Data for manuscript "Reciprocal Radicalization: The Rise of Culture War...
zenodo.org
explore.openaire.eu
+1more
bin
Updated Dec 7, 2021
Share
Facebook
Twitter
Email
Click to copy link
Link copied
Cite
David Rozado; David Rozado (2021). Data for manuscript "Reciprocal Radicalization: The Rise of Culture War Terminology in British and American News Coverage" [Dataset]. http://doi.org/10.5281/zenodo.5709760
Explore at:
binAvailable download formats
Unique identifier
https://doi.org/10.5281/zenodo.5709760
Dataset updated
Dec 7, 2021
Dataset provided by
Zenodohttp://zenodo.org/
Authors
David Rozado; David Rozado
License
Attribution 4.0 (CC BY 4.0)https://creativecommons.org/licenses/by/4.0/
License information was derived automatically
Area covered
United Kingdom, United States
Description
This data set contains frequency counts of target words in 16 million news and opinion articles from 10 popular news media outlets in the United Kingdom: The Guardian, The Times, The Independent, The Daily Mirror, BBC, Financial Times, Metro, Telegraph, The and The Daily Mail plus a few additional American-based outlets used for comparison reference. The target words are listed in the associated manuscript and are mostly words that denote some type of prejudice, social justice related terms or counterreaction to it. A few additional words are also available since they are used in the manuscript for illustration purposes.

The textual content of news and opinion articles from the outlets listed in Figure 3 of the main manuscript is available in the outlet's online domains and/or public cache repositories such as Google cache (https://webcache.googleusercontent.com), The Internet Wayback Machine (https://archive.org/web/web.php), and Common Crawl (https://commoncrawl.org). We derived relative frequency counts from these sources. Textual content included in our analysis is circumscribed to articles headlines and main body of text of the articles and does not include other article elements such as figure captions.

Targeted textual content was located in HTML raw data using outlet specific xpath expressions. Tokens were lowercased prior to estimating frequency counts. To prevent outlets with sparse text content for a year from distorting aggregate frequency counts, we only include outlet frequency counts from years for which there is at least 1 million words of article content from an outlet.

Yearly frequency usage of a target word in an outlet in any given year was estimated by dividing the total number of occurrences of the target word in all articles of a given year by the number of all words in all articles of that year. This method of estimating frequency accounts for variable volume of total article output over time.

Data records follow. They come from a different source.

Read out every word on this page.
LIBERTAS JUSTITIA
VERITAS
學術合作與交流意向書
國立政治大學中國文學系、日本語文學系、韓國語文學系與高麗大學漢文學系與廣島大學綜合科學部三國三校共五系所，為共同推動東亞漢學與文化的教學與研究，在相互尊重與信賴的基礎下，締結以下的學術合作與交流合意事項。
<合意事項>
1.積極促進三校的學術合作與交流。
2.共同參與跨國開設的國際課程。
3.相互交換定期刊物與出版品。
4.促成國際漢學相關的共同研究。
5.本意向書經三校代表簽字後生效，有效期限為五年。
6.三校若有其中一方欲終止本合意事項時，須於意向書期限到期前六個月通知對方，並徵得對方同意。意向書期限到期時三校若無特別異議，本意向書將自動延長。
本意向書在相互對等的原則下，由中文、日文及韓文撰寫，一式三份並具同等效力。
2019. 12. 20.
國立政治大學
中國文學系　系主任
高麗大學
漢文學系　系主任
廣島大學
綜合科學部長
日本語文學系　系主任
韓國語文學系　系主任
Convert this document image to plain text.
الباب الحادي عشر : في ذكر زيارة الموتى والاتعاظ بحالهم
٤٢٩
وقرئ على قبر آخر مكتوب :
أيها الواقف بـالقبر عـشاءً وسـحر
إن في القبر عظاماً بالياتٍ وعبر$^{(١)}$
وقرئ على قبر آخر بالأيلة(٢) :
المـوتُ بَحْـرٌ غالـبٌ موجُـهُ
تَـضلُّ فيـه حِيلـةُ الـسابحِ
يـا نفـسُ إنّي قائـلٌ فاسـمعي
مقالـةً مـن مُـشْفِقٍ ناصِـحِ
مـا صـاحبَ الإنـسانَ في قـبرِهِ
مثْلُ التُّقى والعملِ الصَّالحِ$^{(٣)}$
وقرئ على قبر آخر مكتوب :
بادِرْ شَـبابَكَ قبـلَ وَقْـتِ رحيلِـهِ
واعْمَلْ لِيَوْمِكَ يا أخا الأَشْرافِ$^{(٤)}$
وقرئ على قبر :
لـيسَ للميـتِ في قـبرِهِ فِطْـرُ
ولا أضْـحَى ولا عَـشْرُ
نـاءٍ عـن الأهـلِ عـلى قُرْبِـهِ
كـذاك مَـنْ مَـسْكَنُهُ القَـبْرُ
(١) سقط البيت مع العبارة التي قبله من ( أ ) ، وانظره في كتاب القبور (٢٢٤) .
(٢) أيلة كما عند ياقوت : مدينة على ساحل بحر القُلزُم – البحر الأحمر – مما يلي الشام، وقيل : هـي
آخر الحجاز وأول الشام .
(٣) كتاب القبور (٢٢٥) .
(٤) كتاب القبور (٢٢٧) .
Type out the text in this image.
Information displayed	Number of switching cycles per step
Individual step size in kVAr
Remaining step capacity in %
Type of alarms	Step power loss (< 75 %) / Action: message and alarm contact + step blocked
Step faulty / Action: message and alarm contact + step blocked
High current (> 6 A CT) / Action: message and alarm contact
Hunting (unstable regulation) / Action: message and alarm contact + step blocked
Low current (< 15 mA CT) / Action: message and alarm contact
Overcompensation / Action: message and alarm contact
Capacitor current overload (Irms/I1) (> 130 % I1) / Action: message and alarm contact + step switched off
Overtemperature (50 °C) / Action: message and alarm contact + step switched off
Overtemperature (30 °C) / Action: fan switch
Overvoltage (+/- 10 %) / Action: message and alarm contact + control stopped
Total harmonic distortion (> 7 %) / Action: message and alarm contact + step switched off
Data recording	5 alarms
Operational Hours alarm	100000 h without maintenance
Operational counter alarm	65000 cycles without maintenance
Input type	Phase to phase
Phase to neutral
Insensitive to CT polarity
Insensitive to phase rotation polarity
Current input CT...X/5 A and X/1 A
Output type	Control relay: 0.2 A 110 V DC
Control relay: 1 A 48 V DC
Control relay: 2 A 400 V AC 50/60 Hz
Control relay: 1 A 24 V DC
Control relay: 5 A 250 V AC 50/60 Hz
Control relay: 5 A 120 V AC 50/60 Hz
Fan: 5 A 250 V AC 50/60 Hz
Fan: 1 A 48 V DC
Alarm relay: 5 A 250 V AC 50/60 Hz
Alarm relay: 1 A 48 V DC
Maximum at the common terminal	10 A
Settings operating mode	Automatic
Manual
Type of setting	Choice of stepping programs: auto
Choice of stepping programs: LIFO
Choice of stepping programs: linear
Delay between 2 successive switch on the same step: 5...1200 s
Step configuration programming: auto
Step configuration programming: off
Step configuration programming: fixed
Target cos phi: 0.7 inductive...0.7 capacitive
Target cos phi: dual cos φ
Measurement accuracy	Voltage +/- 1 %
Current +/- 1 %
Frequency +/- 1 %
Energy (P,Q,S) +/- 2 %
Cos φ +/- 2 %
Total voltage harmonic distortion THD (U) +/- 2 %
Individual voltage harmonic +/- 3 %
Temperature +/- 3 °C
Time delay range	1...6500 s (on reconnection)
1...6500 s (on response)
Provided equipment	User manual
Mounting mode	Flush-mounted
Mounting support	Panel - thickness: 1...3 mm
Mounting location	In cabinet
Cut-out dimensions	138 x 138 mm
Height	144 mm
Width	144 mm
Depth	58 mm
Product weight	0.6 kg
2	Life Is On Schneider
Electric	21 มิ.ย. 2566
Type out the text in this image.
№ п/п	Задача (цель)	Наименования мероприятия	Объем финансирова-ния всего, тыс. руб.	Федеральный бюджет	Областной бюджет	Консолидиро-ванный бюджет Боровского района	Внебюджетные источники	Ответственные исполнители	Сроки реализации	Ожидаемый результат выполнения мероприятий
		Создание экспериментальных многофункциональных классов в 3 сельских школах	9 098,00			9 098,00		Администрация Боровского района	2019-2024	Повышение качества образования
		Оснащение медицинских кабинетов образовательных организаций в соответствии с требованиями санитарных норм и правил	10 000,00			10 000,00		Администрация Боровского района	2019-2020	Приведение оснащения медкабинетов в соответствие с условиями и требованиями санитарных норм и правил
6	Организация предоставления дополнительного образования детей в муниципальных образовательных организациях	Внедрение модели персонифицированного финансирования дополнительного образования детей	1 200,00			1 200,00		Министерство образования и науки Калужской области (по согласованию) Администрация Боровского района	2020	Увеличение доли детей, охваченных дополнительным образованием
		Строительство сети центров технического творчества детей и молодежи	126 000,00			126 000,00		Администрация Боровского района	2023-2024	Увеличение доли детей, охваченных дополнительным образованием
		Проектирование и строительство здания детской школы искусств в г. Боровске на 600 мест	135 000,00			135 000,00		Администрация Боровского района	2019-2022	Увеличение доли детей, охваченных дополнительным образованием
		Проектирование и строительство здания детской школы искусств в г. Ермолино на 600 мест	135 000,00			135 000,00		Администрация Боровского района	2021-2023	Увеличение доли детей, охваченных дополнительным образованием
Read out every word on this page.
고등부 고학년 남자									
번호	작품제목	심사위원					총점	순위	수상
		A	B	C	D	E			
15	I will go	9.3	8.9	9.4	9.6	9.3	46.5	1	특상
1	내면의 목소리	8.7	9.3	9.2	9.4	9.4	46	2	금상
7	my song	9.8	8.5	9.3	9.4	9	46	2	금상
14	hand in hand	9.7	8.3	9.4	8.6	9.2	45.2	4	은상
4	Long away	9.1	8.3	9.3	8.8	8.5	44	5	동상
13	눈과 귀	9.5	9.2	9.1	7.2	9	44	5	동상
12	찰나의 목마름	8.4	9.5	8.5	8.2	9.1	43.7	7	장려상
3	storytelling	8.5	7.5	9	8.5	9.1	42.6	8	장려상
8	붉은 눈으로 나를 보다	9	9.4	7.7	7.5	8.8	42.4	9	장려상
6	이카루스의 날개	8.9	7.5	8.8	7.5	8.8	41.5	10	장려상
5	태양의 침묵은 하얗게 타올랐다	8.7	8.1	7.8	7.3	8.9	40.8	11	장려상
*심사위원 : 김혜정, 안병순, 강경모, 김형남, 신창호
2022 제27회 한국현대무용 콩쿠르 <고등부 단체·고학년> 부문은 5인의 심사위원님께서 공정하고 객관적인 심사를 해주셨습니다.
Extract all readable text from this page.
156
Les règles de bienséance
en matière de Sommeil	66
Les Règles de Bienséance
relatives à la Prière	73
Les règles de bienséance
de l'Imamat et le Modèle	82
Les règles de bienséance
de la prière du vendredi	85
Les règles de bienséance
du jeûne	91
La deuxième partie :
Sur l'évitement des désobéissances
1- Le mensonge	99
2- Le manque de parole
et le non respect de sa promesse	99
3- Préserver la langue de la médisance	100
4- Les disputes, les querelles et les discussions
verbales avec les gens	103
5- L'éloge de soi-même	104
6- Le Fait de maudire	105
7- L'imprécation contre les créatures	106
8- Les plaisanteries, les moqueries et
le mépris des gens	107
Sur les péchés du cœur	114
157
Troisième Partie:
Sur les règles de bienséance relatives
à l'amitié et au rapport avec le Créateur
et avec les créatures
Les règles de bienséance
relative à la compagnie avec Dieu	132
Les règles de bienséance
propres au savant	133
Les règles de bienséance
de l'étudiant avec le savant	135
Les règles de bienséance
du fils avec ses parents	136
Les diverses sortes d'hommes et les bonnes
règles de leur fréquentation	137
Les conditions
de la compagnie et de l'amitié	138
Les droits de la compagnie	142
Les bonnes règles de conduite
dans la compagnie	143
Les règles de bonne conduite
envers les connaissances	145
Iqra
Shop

The list of compressed files in this data set is listed next:

-analysisScripts.rar contains the analysis scripts used in the main manuscript

-targetWordsInArticlesCounts.rar contains counts of target words in outlets articles as well as total counts of words in articles

-targetWordsInArticlesCountsGuardianExampleWords contains counts of target words in outlets articles as well as total counts of words in articles for illustrative Figure 1 in main manuscript

Usage Notes

In a small percentage of articles, outlet specific XPath expressions can fail to properly capture the content of the article due to the heterogeneity of HTML elements and CSS styling combinations with which articles text content is arranged in outlets online domains. As a result, the total and target word counts metrics for a small subset of articles are not precise. In a random sample of articles and outlets, manual estimation of target words counts overlapped with the automatically derived counts for over 90% of the articles.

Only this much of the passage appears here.